Food processing involves taking raw food materials such as grains or meats and forming them into new, more convenient and marketable food products. But processing presents many opportunities for food safety problems. Over the years, GAP has represented numerous whistleblowers, both corporate and government, who have made startling disclosures about the dangers associated with the processing of food. FIC is committed to enabling whistleblowers to tell the truth about food processing hazards.
When most people think of processed food, sugar laden, high fat snack foods come to mind. In reality, processing is applied to most foods available at the supermarket, including cereal, bread, peanut butter, frozen peas, and bacon. Not all processing may be dangerous to consumers – but it does increase exposure to harmful contaminants and additives, or involve chemical changes that may have health implications.
GAP has a long history of working with whistleblowers who have exposed dangerous problems inherent in processing. Early whistleblower pioneer John Coplin exposed the widespread and routine practice of quality-grading bribery (falsely grading cattle too highly), and regular trading of dead, diseased or dying cows (otherwise known as “3D Cows”). Veterinarian Carl Telleen exposed how “washing” poultry actually means soaking it in “fecal soup” to increase water weight, causing a 33 percent salmonella contamination rate. Southern California USDA inspectors exposed regular commerce in beef contaminated with feces and other filth. GAP stood with these whistleblowers and countless others who have come forward to expose potentially lethal food safety practices.

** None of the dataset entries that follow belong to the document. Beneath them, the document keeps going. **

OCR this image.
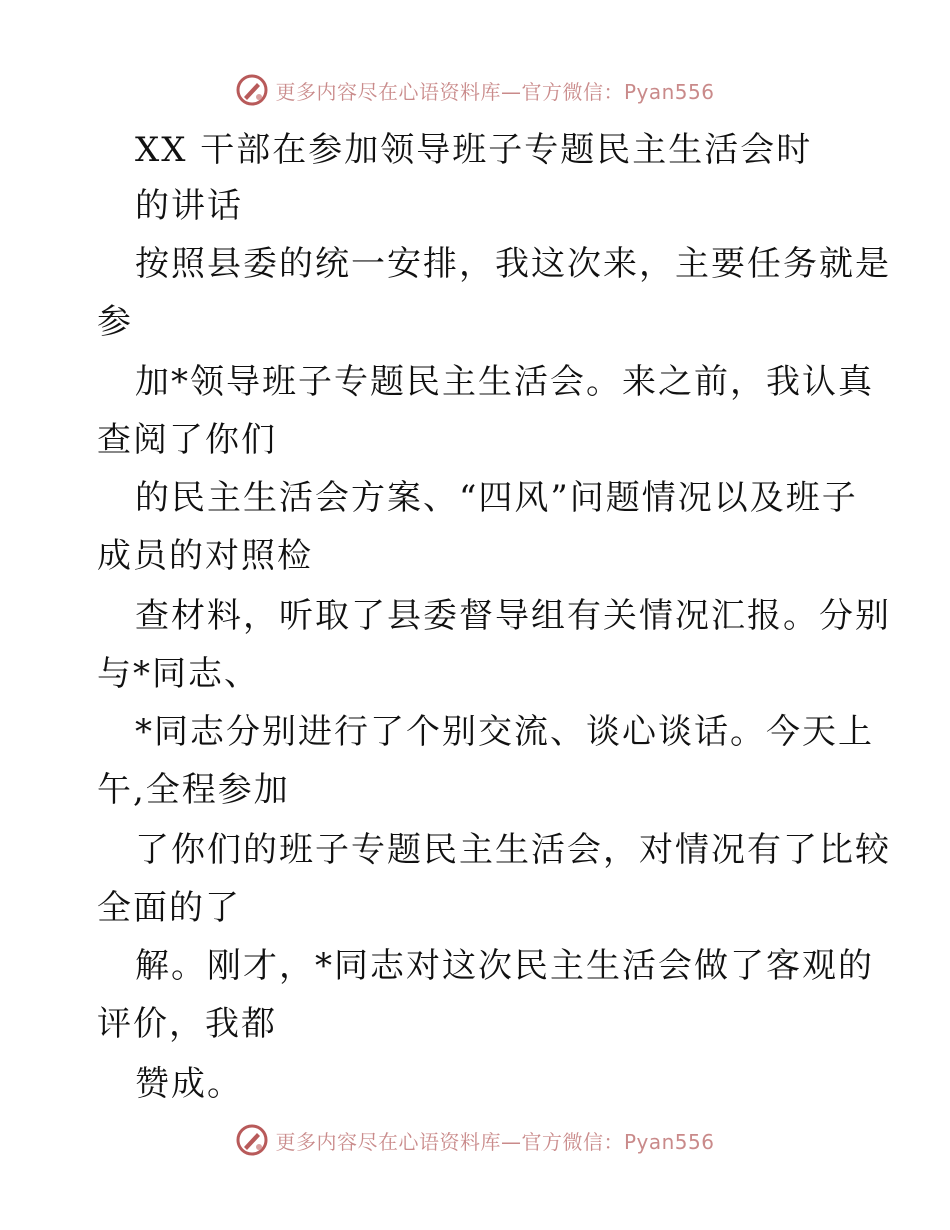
更多内容尽在心语资料库—官方微信：Pyan556
XX 干部在参加领导班子专题民主生活会时
的讲话
按照县委的统一安排，我这次来，主要任务就是
参
加*领导班子专题民主生活会。来之前，我认真
查阅了你们
的民主生活会方案、“四风”问题情况以及班子
成员的对照检
查材料，听取了县委督导组有关情况汇报。分别
与*同志、
*同志分别进行了个别交流、谈心谈话。今天上
午,全程参加
了你们的班子专题民主生活会，对情况有了比较
全面的了
解。刚才，*同志对这次民主生活会做了客观的
评价，我都
赞成。
更多内容尽在心语资料库—官方微信：Pyan556
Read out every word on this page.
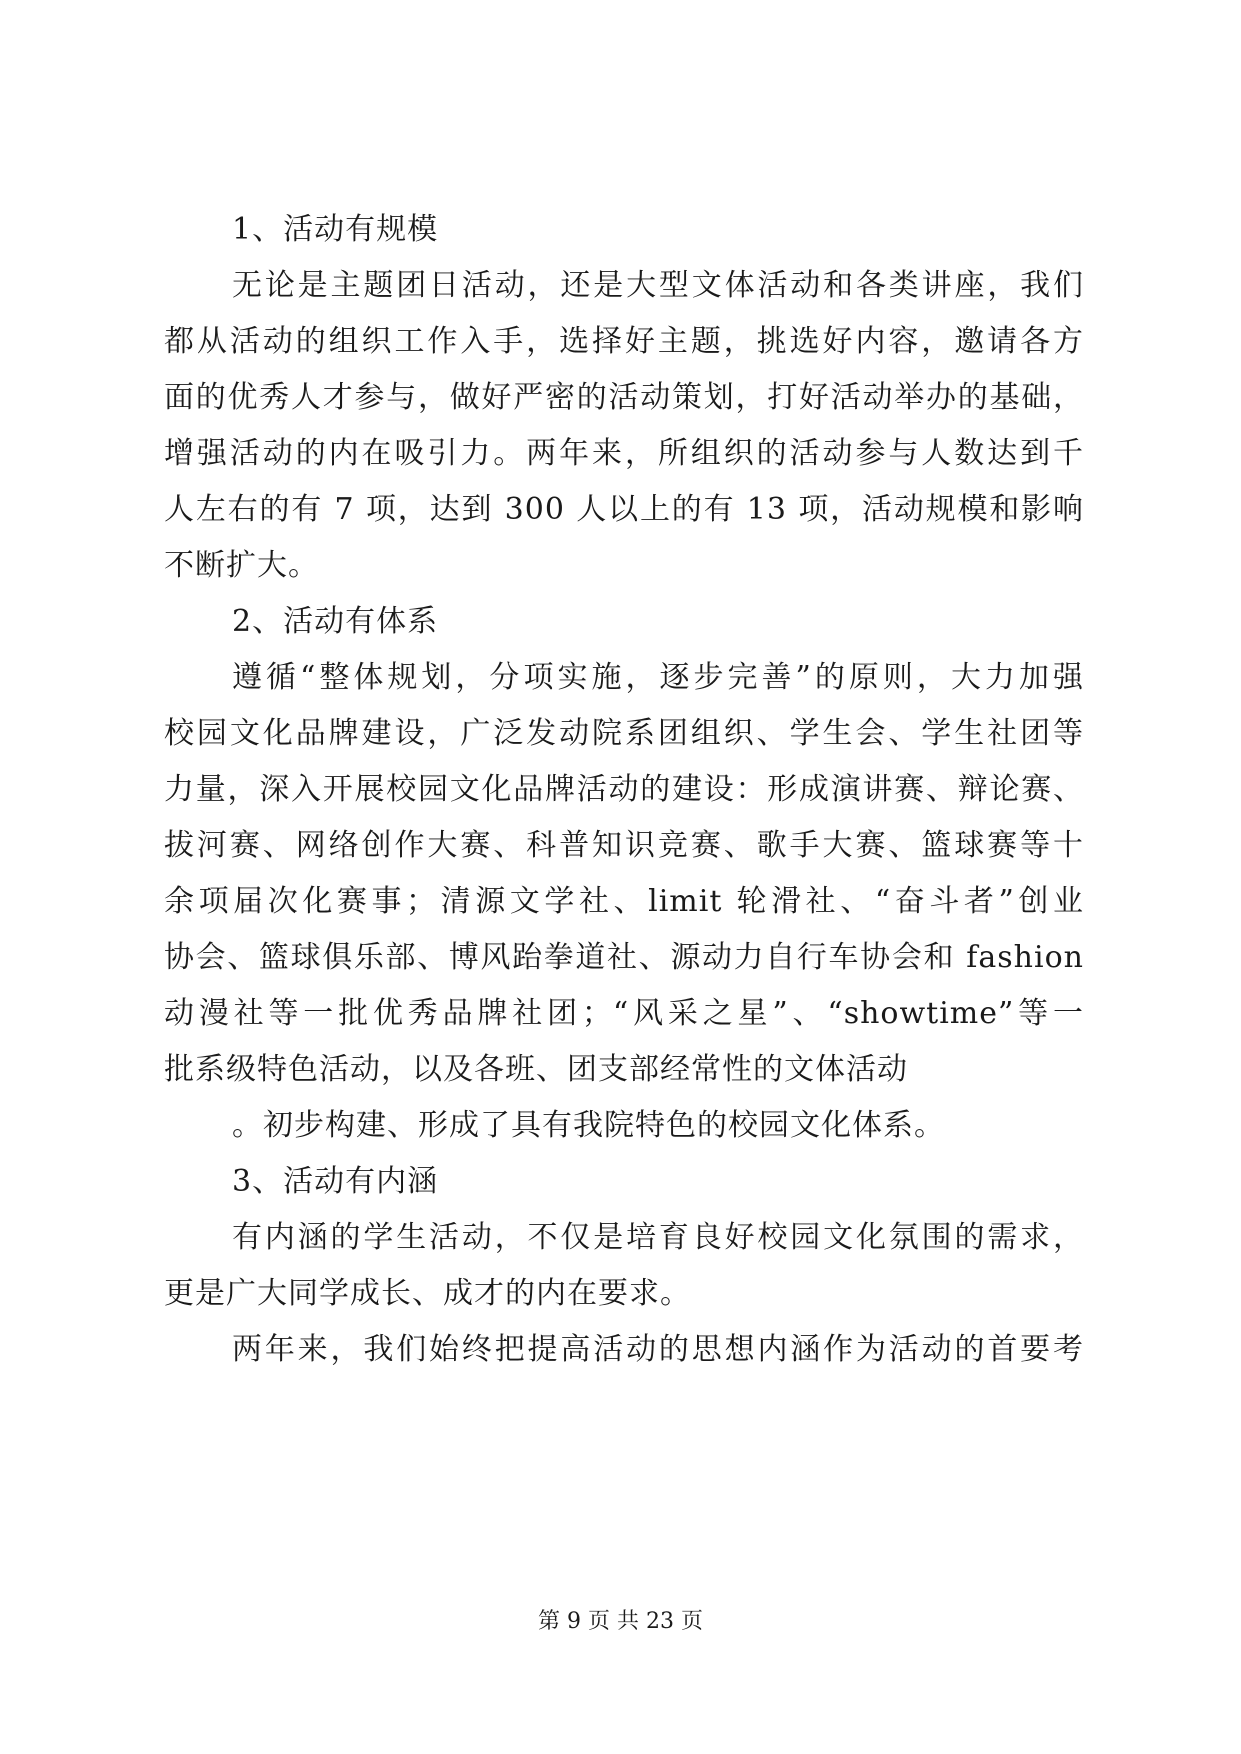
1、活动有规模
无论是主题团日活动，还是大型文体活动和各类讲座，我们
都从活动的组织工作入手，选择好主题，挑选好内容，邀请各方
面的优秀人才参与，做好严密的活动策划，打好活动举办的基础，
增强活动的内在吸引力。两年来，所组织的活动参与人数达到千
人左右的有 7 项，达到 300 人以上的有 13 项，活动规模和影响
不断扩大。
2、活动有体系
遵循“整体规划，分项实施，逐步完善”的原则，大力加强
校园文化品牌建设，广泛发动院系团组织、学生会、学生社团等
力量，深入开展校园文化品牌活动的建设：形成演讲赛、辩论赛、
拔河赛、网络创作大赛、科普知识竞赛、歌手大赛、篮球赛等十
余项届次化赛事；清源文学社、limit 轮滑社、“奋斗者”创业
协会、篮球俱乐部、博风跆拳道社、源动力自行车协会和 fashion
动漫社等一批优秀品牌社团；“风采之星”、“showtime”等一
批系级特色活动，以及各班、团支部经常性的文体活动
。初步构建、形成了具有我院特色的校园文化体系。
3、活动有内涵
有内涵的学生活动，不仅是培育良好校园文化氛围的需求，
更是广大同学成长、成才的内在要求。
两年来，我们始终把提高活动的思想内涵作为活动的首要考
第 9 页 共 23 页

Contamination is often the result of foodborne pathogens or chemical reactions between the product and the processing (fermentation, grilling, etc.).
Deadly pathogens like E. coli, botulinum toxin, and salmonella can increase and spread as a result of improper food handling and hygiene. Consider that just one contaminated cow can lead to a massive outbreak of sickness and death – and you see how lethal contamination can be.
Processing frequently involves the use of additives. But the food industry is careful to make sure that not all things “added” to food are listed on the label of the product. Some additives are actually part of the packaging itself. Furthermore, companies often find a loophole to having their products undergo much-needed and extensive FDA review before they end up on your dinner table.
Many processing problems are the result of insufficient government authority to regulate the food industry. Government inspectors are central to protecting food integrity – but the current system of oversight is unreasonably compartmentalized, inefficient, and too cozy with the industries it regulates.